Guidance from Canada’s MAID assessors and providers states that doctors may have a professional duty to bring up “care options that may relieve suffering” for people with a grievous and irremediable illness, disease or disability. The intention isn’t to induce, persuade or convince, the document states, but to inform.  

“But to be offered MAID right off the bat for a non-life-threatening condition? It was a matter of pain management; the bone would eventually heal,” Weaver said.  

“Just because someone is 84 does not mean they’re ready to go on the scrap heap of life. It’s an insult to seniors.”  

Lancaster said the pain hit the moment she got out of bed one morning last April and put her foot on the floor. The bone had fractured not from a fall, but from her underlying osteoporosis.  

“Jordan came into the room. She heard me call out in pain. She’d never seen me looking like that, so she phoned the ambulance.”

Lancaster was taken to the ER around 10 a.m. She said that it’s “my recollection” that the subject of MAID was brought up early, “really about the first thing.”  

However, she was in pain and immediately given strong painkillers.  

“My mother’s story, and I respect it’s her story, is that as soon as she went in, she was offered MAID,” Weaver said. “It was a terrible day for her — she was in shock, she was in pain and she was heavily drugged.” She was also back in the same emergency room where her husband had been taken before he died.

Weaver’s recollection is that they had been in emergency for “multiple hours” and had received the diagnosis of the fractured sacrum “when a doctor came to us to offer care options. And the first option was MAID.  

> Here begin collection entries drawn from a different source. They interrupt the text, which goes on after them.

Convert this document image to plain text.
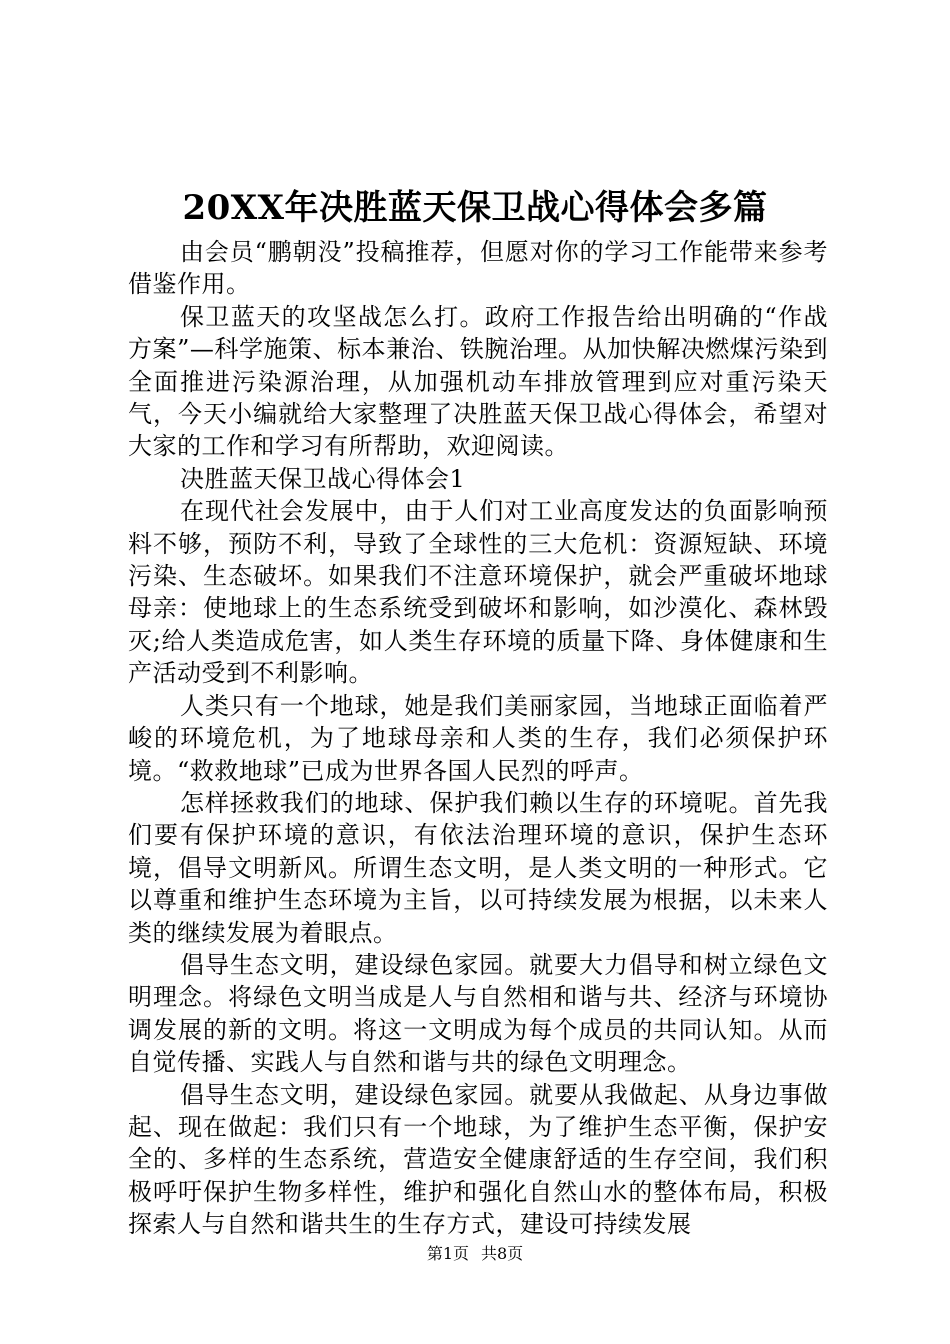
20XX年决胜蓝天保卫战心得体会多篇

由会员“鹏朝没”投稿推荐，但愿对你的学习工作能带来参考借鉴作用。

保卫蓝天的攻坚战怎么打。政府工作报告给出明确的“作战方案”—科学施策、标本兼治、铁腕治理。从加快解决燃煤污染到全面推进污染源治理，从加强机动车排放管理到应对重污染天气，今天小编就给大家整理了决胜蓝天保卫战心得体会，希望对大家的工作和学习有所帮助，欢迎阅读。

决胜蓝天保卫战心得体会1

在现代社会发展中，由于人们对工业高度发达的负面影响预料不够，预防不利，导致了全球性的三大危机：资源短缺、环境污染、生态破坏。如果我们不注意环境保护，就会严重破坏地球母亲：使地球上的生态系统受到破坏和影响，如沙漠化、森林毁灭;给人类造成危害，如人类生存环境的质量下降、身体健康和生产活动受到不利影响。

人类只有一个地球，她是我们美丽家园，当地球正面临着严峻的环境危机，为了地球母亲和人类的生存，我们必须保护环境。“救救地球”已成为世界各国人民烈的呼声。

怎样拯救我们的地球、保护我们赖以生存的环境呢。首先我们要有保护环境的意识，有依法治理环境的意识，保护生态环境，倡导文明新风。所谓生态文明，是人类文明的一种形式。它以尊重和维护生态环境为主旨，以可持续发展为根据，以未来人类的继续发展为着眼点。

倡导生态文明，建设绿色家园。就要大力倡导和树立绿色文明理念。将绿色文明当成是人与自然相和谐与共、经济与环境协调发展的新的文明。将这一文明成为每个成员的共同认知。从而自觉传播、实践人与自然和谐与共的绿色文明理念。

倡导生态文明，建设绿色家园。就要从我做起、从身边事做起、现在做起：我们只有一个地球，为了维护生态平衡，保护安全的、多样的生态系统，营造安全健康舒适的生存空间，我们积极呼吁保护生物多样性，维护和强化自然山水的整体布局，积极探索人与自然和谐共生的生存方式，建设可持续发展

第1页 共8页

“Only when we said no to MAID, did they offer admission to acute care at VGH, followed by UBC for rehab,” Weaver said.  

“It was pretty demeaning to be offered MAID immediately, as a care plan,” she said.  

“I’m not here to point fingers at medical professionals and individuals. It’s the culture in general that disturbs me,” Weaver said.  

“She was still in emergency; she had not yet been put on the ward. It was as if they didn’t want to put her on the ward. As if she wasn’t worth being treated. Is this what we have come to?”

Hundreds posted comments on social media in response to the video.

“I won’t get into how unsurprised I am that this happened at VGH,” wrote policy analyst and disability rights activist Gabrielle Peters. “I’m so happy that Miriam told them to get lost. You shouldn’t need to be a spitfire like Miriam not to be put to death but in my experience the quiet, nice and less confident folks struggle in these situations.”

Others said “being offered something is very different from encouraging, pushing, menacing, etc. People wanted (MAID) to be readily available, so let’s make adjustments and keep things in perspective.

“My only knowledge of anyone receiving MAID comes from a hospital in (northern) Alberta,” Saskatchewan farmer Pat Kunz wrote. “He had terminal cancer. HE HAD TO ASK! Staff there are not allowed to initiate the conversation.”

But Weaver said her mother was not in an end-of-life situation.  

“What’s next? If we’re going to euthanize people who are in pain, if we’re going to euthanize seniors, where does it stop?”